Une nouvelle étude publiée dans le New England Journal of Medicine sur le traitement des infections cutanées compare le traitement au triméthoprime-sulfaméthoxazole (TMP-SMX, Bactrim ou Septra) ou à la clindamycine. Étonnamment, les deux ont fonctionné aussi bien dans cette étude portant sur 524 patients, guérissant environ 89% des patients ambulatoires souffrant d’infections cutanées non compliquées, de cellulites et d’abcès, de sorte que les auteurs semblent encourager l’utilisation de l’un de ces médicaments parce qu’ils sont meilleurs pour traiter le SARM que les antibiotiques actuellement recommandés.

Je pense que c’est une mauvaise idée – elle alimente l’utilisation croissante d’antibiotiques à plus large spectre avec plus d’effets secondaires, à un moment où le développement des antibiotiques languit. Cela encourage également le type de réponse « juste au cas où », plutôt que les prescripteurs réfléchissent réellement à quel type d’infection bactérienne le patient pourrait avoir. Les auteurs ont également utilisé un traitement de 10 jours, alors que les recommandations des experts encouragent un traitement de 5 à 7 jours pour tenter de réduire les risques pour les patients.

Les infections cutanées sont un énorme problème. Elles ont entraîné 14,2 millions de consultations externes en 2005 (dernière année pour laquelle des statistiques sont disponibles), et 850 000 admissions à l’hôpital, selon l’article.

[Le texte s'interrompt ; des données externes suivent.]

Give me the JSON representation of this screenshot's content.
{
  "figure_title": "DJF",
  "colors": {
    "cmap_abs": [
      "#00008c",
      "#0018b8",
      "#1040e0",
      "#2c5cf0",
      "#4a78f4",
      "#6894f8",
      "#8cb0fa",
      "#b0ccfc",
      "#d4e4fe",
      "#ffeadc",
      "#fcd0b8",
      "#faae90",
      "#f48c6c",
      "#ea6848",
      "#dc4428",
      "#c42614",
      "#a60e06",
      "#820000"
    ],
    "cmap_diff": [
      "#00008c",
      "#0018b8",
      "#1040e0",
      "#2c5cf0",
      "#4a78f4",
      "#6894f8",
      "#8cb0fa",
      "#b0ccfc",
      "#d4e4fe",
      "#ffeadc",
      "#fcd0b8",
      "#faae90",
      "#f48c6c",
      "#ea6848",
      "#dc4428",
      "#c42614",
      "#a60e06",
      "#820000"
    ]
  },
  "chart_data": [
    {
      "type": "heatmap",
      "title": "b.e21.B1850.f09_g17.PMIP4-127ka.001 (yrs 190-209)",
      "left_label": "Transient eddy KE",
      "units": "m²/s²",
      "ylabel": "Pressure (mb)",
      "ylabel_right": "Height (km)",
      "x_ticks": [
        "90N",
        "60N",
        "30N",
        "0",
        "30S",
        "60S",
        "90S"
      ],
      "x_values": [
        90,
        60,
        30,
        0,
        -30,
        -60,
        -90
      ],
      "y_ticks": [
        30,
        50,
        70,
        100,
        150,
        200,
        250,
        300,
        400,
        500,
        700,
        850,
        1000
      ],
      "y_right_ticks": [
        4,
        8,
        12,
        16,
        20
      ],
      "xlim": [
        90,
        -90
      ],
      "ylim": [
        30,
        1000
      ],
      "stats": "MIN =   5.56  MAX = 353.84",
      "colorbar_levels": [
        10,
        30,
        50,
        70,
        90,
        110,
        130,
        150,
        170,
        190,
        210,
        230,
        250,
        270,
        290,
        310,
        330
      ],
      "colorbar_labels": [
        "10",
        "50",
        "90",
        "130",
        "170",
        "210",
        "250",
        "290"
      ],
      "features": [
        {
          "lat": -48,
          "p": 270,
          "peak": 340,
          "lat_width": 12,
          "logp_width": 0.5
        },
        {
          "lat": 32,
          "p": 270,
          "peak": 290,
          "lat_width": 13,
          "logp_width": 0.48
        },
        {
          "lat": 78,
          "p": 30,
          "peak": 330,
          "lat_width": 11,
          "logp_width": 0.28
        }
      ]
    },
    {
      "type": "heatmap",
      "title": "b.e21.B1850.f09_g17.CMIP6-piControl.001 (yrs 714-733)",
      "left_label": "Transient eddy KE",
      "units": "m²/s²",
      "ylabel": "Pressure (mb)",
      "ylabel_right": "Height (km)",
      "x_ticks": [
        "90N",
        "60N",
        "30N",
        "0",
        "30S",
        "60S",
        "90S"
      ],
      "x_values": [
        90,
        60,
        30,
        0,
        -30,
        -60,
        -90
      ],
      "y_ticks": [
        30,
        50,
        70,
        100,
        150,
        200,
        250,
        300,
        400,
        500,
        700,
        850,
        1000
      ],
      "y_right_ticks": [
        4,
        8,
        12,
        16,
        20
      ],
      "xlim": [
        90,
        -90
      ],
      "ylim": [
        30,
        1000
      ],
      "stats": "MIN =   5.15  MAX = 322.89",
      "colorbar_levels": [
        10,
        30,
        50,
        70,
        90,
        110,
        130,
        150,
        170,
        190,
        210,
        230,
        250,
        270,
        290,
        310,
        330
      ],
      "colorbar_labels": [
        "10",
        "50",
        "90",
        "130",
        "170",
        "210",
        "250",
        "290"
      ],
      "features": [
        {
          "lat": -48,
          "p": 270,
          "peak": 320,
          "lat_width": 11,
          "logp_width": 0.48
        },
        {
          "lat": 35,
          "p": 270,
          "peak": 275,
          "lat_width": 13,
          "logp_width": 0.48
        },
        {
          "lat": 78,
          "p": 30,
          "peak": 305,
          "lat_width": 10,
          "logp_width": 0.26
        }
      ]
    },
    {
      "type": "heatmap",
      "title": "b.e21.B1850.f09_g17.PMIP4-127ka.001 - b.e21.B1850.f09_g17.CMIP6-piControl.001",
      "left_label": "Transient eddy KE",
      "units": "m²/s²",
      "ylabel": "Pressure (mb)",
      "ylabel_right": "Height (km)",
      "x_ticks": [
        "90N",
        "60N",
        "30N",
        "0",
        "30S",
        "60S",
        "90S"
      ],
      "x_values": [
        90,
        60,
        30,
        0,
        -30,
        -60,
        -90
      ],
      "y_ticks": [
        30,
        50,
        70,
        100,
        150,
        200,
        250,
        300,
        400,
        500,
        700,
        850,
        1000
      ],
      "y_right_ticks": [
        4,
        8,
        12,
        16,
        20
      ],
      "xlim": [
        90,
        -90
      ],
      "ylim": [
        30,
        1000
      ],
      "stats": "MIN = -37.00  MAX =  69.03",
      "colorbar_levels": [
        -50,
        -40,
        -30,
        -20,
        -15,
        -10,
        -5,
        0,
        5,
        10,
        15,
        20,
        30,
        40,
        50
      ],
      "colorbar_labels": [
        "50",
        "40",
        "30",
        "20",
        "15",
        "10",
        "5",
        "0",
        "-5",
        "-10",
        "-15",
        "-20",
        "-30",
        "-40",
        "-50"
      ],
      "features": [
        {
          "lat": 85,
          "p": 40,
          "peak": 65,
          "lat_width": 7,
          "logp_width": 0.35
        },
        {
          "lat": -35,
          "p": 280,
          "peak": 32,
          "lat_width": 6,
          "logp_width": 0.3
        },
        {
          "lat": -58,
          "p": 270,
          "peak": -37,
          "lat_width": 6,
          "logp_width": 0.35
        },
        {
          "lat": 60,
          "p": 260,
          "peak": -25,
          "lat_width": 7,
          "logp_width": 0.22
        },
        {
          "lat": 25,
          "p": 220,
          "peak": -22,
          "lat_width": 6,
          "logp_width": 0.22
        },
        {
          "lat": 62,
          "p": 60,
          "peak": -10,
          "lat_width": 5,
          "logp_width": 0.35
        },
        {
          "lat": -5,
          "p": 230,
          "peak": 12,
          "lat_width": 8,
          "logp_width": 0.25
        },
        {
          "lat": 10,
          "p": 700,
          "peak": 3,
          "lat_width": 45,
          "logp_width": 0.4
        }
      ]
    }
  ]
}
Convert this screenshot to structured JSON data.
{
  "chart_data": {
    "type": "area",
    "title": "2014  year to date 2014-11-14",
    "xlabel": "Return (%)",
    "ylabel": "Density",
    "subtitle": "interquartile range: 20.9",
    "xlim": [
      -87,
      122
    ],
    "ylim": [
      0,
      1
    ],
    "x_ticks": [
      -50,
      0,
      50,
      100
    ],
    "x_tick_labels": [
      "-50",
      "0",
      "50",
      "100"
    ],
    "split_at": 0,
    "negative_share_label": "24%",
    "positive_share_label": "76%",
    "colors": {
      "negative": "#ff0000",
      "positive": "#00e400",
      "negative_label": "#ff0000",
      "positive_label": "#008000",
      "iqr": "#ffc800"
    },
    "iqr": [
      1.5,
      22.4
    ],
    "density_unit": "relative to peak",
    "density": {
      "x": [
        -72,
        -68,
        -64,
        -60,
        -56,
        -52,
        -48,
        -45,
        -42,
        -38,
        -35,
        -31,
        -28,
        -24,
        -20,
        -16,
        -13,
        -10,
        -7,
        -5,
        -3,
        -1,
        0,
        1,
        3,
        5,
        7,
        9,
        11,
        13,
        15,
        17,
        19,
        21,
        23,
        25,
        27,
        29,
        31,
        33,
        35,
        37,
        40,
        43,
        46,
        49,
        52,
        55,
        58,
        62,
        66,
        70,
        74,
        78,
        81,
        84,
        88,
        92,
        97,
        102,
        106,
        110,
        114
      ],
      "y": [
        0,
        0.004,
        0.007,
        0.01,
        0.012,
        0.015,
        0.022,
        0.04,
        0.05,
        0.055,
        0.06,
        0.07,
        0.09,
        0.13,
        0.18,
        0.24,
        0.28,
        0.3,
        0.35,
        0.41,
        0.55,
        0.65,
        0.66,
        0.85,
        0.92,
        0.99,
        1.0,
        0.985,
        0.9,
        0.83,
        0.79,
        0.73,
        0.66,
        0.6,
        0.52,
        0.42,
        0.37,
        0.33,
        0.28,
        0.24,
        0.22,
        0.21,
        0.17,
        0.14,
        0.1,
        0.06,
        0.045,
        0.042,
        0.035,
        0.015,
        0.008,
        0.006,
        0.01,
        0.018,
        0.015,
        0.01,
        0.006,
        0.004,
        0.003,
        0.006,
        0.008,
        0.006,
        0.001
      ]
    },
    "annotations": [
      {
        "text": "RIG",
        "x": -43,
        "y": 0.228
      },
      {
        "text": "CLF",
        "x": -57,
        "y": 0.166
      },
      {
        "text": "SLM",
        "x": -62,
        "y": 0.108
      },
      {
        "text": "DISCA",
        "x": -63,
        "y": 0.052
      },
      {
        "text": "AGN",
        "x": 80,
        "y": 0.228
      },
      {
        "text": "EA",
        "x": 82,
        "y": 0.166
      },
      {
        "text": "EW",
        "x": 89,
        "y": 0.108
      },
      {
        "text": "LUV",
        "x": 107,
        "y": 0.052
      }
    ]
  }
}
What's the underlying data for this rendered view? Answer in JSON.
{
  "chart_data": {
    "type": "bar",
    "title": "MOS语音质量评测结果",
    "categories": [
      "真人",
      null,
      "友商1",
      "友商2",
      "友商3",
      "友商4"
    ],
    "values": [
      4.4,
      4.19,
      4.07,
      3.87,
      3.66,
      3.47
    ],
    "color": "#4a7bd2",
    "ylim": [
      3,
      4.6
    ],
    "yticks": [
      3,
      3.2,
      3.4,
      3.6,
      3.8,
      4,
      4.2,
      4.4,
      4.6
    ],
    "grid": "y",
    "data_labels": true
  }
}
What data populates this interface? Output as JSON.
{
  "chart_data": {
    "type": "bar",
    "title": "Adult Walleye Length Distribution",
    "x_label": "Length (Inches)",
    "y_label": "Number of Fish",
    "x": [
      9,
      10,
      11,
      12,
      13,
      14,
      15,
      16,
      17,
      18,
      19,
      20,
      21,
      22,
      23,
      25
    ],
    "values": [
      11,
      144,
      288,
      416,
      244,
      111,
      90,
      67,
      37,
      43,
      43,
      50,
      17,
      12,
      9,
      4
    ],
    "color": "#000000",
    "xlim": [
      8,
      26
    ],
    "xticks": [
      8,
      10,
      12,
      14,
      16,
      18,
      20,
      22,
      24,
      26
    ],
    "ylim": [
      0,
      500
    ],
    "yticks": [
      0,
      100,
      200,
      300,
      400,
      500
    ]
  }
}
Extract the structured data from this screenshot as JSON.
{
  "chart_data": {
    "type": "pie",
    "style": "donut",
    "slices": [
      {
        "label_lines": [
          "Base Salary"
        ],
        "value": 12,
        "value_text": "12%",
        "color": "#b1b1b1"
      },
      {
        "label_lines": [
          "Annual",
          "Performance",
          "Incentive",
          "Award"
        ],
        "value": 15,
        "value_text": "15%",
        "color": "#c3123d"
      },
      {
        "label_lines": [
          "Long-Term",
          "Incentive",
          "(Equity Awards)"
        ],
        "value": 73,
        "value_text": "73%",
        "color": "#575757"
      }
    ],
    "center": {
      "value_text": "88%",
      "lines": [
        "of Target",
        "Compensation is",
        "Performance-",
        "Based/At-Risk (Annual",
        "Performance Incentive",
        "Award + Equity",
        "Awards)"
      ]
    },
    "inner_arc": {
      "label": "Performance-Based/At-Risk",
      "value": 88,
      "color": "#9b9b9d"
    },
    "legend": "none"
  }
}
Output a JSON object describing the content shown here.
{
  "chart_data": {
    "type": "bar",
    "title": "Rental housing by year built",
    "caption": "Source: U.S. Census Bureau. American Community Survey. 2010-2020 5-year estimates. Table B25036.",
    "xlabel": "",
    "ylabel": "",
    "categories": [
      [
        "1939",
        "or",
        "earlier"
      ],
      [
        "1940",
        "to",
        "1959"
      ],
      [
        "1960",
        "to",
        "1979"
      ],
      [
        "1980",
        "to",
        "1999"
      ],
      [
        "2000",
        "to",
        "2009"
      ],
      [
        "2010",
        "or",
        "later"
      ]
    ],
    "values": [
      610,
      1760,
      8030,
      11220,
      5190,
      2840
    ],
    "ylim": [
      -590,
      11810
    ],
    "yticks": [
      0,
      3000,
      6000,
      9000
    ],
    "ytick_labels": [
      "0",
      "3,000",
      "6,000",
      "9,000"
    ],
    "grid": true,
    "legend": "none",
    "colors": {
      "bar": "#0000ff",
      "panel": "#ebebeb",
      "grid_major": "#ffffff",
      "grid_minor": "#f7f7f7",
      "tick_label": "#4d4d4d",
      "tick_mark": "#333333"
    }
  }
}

Comme la plupart des cas de cellulite non compliquée sont causés par le Strep, ils sont encore mieux traités avec un antibiotique de type pénicilline ou céphalosporine (par exemple, Keflex), connu sous le nom de bêta-lactamines. Ces antibiotiques sont bien meilleurs que le TMP-SMX pour les infections à streptocoques. Ces médicaments sont également plus sûrs que la clindamycine, d’usage courant. Les médicaments à base de clindamycine et de TMP-SMX devraient être réservés aux abcès ou aux plaies drainantes avec une forte probabilité de SARM, et non utilisés pour chaque infection cutanée non compliquée.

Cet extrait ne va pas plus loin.